As an entertainment there's nothing wrong with this. The problem is that it's presented as some kind of magic capable of unearthing truths those of us relying only upon our eyes might have missed. I suppose it might work if the World Cup were played over 162 games rather than seven but a stats-based approach that might be useful for a league campaign is not nearly so reliable in a cup competition.
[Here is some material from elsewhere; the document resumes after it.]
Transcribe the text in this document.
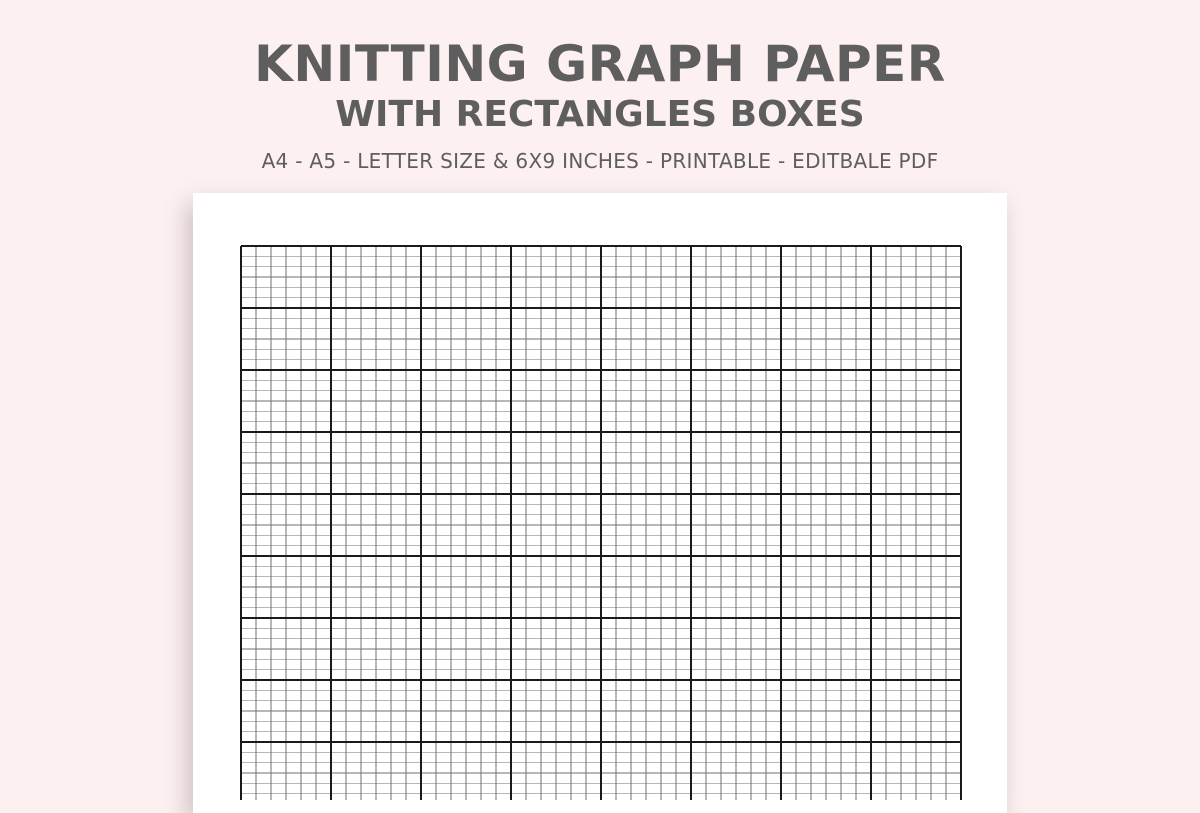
KNITTING GRAPH PAPER
WITH RECTANGLES BOXES
A4 - A5 - LETTER SIZE & 6X9 INCHES - PRINTABLE - EDITBALE PDF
So, sure, Brazil don't often lose at home. Then again, they don't often play at home either. Nine games every four years (usually) and of those nine games fewer than a handful are against top class sides. So it's a small sample size in the first instance and one further queered by the competition, especially since "not losing to Brazil in Brazil" would generally be useful but not necessarily vital to another country's prospects of qualifying for the World Cup. A one-off, do-or-die game is a very different proposition.
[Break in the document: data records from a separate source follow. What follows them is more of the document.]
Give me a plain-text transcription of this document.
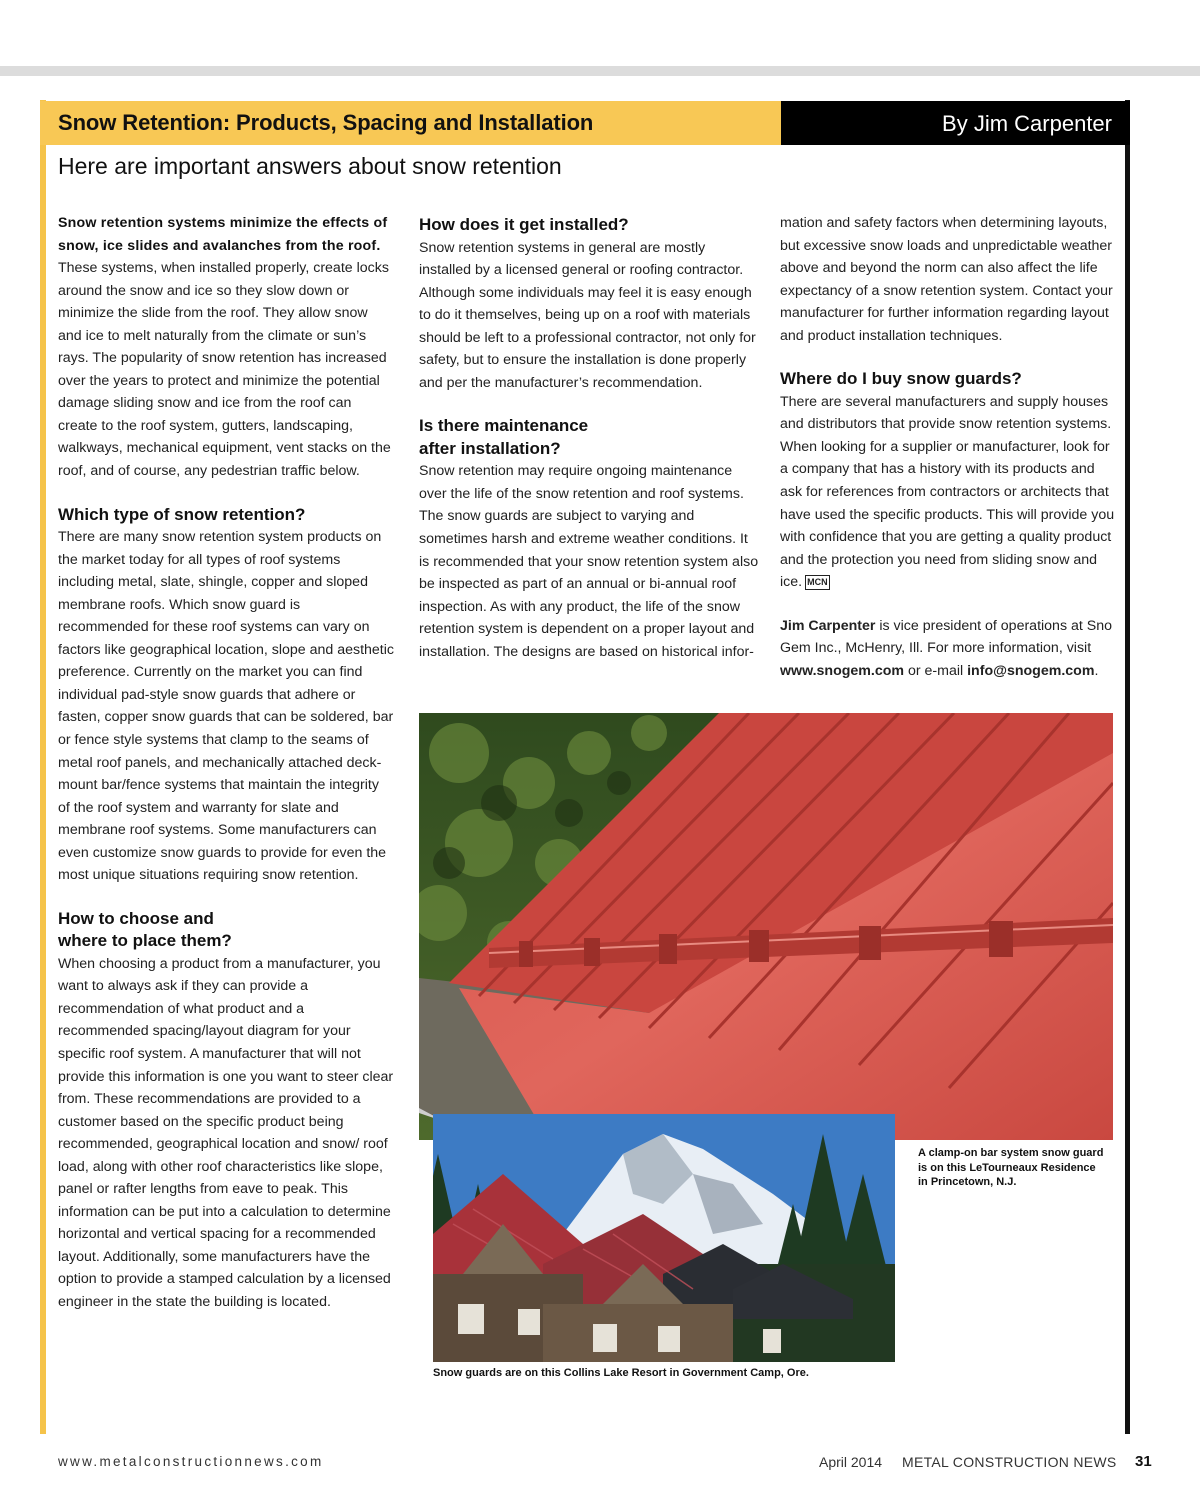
Snow Retention: Products, Spacing and Installation	By Jim Carpenter
Here are important answers about snow retention

Snow retention systems minimize the effects of snow, ice slides and avalanches from the roof. These systems, when installed properly, create locks around the snow and ice so they slow down or minimize the slide from the roof. They allow snow and ice to melt naturally from the climate or sun’s rays. The popularity of snow retention has increased over the years to protect and minimize the potential damage sliding snow and ice from the roof can create to the roof system, gutters, landscaping, walkways, mechanical equipment, vent stacks on the roof, and of course, any pedestrian traffic below.

Which type of snow retention?

There are many snow retention system products on the market today for all types of roof systems including metal, slate, shingle, copper and sloped membrane roofs. Which snow guard is recommended for these roof systems can vary on factors like geographical location, slope and aesthetic preference. Currently on the market you can find individual pad-style snow guards that adhere or fasten, copper snow guards that can be soldered, bar or fence style systems that clamp to the seams of metal roof panels, and mechanically attached deck-mount bar/fence systems that maintain the integrity of the roof system and warranty for slate and membrane roof systems. Some manufacturers can even customize snow guards to provide for even the most unique situations requiring snow retention.

How to choose and
where to place them?

When choosing a product from a manufacturer, you want to always ask if they can provide a recommendation of what product and a recommended spacing/layout diagram for your specific roof system. A manufacturer that will not provide this information is one you want to steer clear from. These recommendations are provided to a customer based on the specific product being recommended, geographical location and snow/ roof load, along with other roof characteristics like slope, panel or rafter lengths from eave to peak. This information can be put into a calculation to determine horizontal and vertical spacing for a recommended layout. Additionally, some manufacturers have the option to provide a stamped calculation by a licensed engineer in the state the building is located.

How does it get installed?

Snow retention systems in general are mostly installed by a licensed general or roofing contractor. Although some individuals may feel it is easy enough to do it themselves, being up on a roof with materials should be left to a professional contractor, not only for safety, but to ensure the installation is done properly and per the manufacturer’s recommendation.

Is there maintenance
after installation?

Snow retention may require ongoing maintenance over the life of the snow retention and roof systems. The snow guards are subject to varying and sometimes harsh and extreme weather conditions. It is recommended that your snow retention system also be inspected as part of an annual or bi-annual roof inspection. As with any product, the life of the snow retention system is dependent on a proper layout and installation. The designs are based on historical infor-

mation and safety factors when determining layouts, but excessive snow loads and unpredictable weather above and beyond the norm can also affect the life expectancy of a snow retention system. Contact your manufacturer for further information regarding layout and product installation techniques.

Where do I buy snow guards?

There are several manufacturers and supply houses and distributors that provide snow retention systems. When looking for a supplier or manufacturer, look for a company that has a history with its products and ask for references from contractors or architects that have used the specific products. This will provide you with confidence that you are getting a quality product and the protection you need from sliding snow and ice. MCN

Jim Carpenter is vice president of operations at Sno Gem Inc., McHenry, Ill. For more information, visit www.snogem.com or e-mail info@snogem.com.

A clamp-on bar system snow guard is on this LeTourneaux Residence in Princetown, N.J.
Snow guards are on this Collins Lake Resort in Government Camp, Ore.
www.metalconstructionnews.com	April 2014 METAL CONSTRUCTION NEWS 31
Meanwhile, Silver's algorithm is refreshed (i.e., recalculated) after every game. Obviously this makes sense since it is supposed to be a predictive tool but it is also, I can't help think, a means by which the algorithm will take credit for everything it gets "right" while laughing off everything it gets "wrong" on the grounds we didn't have enough information previously.
It still does some strange things, however. For instance, if Ghana beat the USA this will "slightly improve SPI's estimates of how strong Africa is compared to other continents and could thereby also improve the odds for teams like Nigeria and Ivory Coast." Again, this seems superficially attractive. But only superficially because it means we should take seriously a proposition that says "Nigeria is more likely to beat Argentina in a one-off game because Ghana beat the USA in another one-off game". Even though the Ghana-USA match cannot possibly impact the way the Argentina-Nigeria game is played.
And this is the problem with Silver's approach. Given the choice between being platitudinous or bizarre, he boldly squares a circle and decides to be both.